This kit is another major improvement over the earlier cruiser releases from Aoshima with parts fit and detail clearly getting the treatment. My only complaint is the manufacturers feeble attempt at a photo-etch set for her, truly dismal, but between Lion Roar, KA Models, Voyager and my spare parts box, I was able to put together what I wanted. I really hope when Aoshima release my favourite battleship in the near future, they borrow Hasegawa's P/E designer for the job. As I wanted to have a 1944 version of her, it was a simple task of scratch-buiolding the twin 25 AA gun emplacement mounted on the back of the crane superstructure, adding the 4 triple 25's gun tubs fore and aft and adding the many single 25's placed aroung her decks. A word for anybody wanting to update it to this time period, Aoshima include 4 gun tubs (though a bit smaller than they should be) on one of the kits frets. I didn't realize this until I had finished and noticed the leftovers.

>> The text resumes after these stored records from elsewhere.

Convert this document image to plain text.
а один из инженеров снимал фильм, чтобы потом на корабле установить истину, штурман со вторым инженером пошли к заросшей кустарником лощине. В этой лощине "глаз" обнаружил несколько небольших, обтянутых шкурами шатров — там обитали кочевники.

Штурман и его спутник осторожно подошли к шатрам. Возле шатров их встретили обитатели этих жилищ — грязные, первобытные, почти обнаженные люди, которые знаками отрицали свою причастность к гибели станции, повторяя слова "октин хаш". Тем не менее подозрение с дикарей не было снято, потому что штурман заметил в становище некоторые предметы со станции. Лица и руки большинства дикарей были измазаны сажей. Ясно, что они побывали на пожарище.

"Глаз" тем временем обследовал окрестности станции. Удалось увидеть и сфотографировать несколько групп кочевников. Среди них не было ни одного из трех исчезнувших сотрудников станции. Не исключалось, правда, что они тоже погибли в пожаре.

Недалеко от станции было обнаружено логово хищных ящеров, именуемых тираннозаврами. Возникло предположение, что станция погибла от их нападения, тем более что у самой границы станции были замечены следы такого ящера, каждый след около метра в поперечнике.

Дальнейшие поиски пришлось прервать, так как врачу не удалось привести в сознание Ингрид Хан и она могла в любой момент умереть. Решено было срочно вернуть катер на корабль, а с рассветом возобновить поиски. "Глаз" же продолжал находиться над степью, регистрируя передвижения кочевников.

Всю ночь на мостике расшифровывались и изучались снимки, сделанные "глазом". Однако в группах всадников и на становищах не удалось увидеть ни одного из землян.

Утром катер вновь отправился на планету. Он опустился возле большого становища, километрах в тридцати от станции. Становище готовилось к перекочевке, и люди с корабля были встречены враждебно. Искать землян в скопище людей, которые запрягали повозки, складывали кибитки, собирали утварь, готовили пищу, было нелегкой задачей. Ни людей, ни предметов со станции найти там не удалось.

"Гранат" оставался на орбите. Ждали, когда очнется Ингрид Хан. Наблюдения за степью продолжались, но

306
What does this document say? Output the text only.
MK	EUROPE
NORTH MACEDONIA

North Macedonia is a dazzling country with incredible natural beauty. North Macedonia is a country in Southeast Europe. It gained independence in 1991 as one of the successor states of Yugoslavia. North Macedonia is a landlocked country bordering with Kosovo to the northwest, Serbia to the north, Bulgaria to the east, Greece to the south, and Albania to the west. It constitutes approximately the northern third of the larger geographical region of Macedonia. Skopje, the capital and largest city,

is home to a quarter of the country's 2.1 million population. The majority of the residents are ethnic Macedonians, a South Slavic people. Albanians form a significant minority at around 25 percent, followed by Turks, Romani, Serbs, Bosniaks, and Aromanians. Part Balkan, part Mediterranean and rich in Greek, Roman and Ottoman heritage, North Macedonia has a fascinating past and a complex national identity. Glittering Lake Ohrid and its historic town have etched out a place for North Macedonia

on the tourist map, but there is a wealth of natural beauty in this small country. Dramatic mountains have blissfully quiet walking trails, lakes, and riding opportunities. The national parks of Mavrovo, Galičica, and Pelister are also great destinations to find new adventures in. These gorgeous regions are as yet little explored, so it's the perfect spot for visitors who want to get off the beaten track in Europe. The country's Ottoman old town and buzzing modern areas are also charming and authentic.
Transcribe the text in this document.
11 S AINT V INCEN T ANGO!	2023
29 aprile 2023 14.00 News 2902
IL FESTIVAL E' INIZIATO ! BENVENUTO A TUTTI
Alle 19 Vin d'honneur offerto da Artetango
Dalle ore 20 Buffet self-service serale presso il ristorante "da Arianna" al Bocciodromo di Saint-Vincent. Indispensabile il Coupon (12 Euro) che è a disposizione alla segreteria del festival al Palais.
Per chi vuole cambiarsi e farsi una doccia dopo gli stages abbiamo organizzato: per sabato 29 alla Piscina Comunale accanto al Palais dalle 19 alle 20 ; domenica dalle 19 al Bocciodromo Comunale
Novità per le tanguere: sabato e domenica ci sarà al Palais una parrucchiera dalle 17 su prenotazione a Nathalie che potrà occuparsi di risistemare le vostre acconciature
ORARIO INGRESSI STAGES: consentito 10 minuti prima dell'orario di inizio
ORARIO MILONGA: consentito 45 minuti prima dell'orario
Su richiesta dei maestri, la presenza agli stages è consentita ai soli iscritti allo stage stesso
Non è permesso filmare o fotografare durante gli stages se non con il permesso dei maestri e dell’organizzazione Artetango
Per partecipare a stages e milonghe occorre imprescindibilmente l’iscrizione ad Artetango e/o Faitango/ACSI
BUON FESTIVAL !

I depicted Myoko looking pretty dirty and worn as immediately after leaving her last refit at the end of June 44', she covered many miles transporting oil, stores and troops before (as shown here) being involved in The Battle of Leyte Gulf on the 22nd October 1944.
IJN Myoko was the name-ship of the four-member Myoko class of heavy cruisers of the Imperial Japanese Navy — the other ships of the class being the Nachi, Ashigara, and Haguro. The four were built for the Imperial Japanese Navy in the late 1920s. Three were lost during World War II.
The ships of this class displaced 13,300 tons, were 204 metres long, and were capable of 36 knots (67 km/h). They carried two floatplanes and their main armament was ten 8-inch (203mm) guns, the heaviest armament of any cruiser in the world at the time.
Myoko was laid down at the Yokosuka Naval Arsenal on October 25, 1924, launched and named on April 16, 1927, and was commissioned into the Imperial Japanese Navy on July 31, 1929. She was named after Mount Myoko in Niigata Prefecture.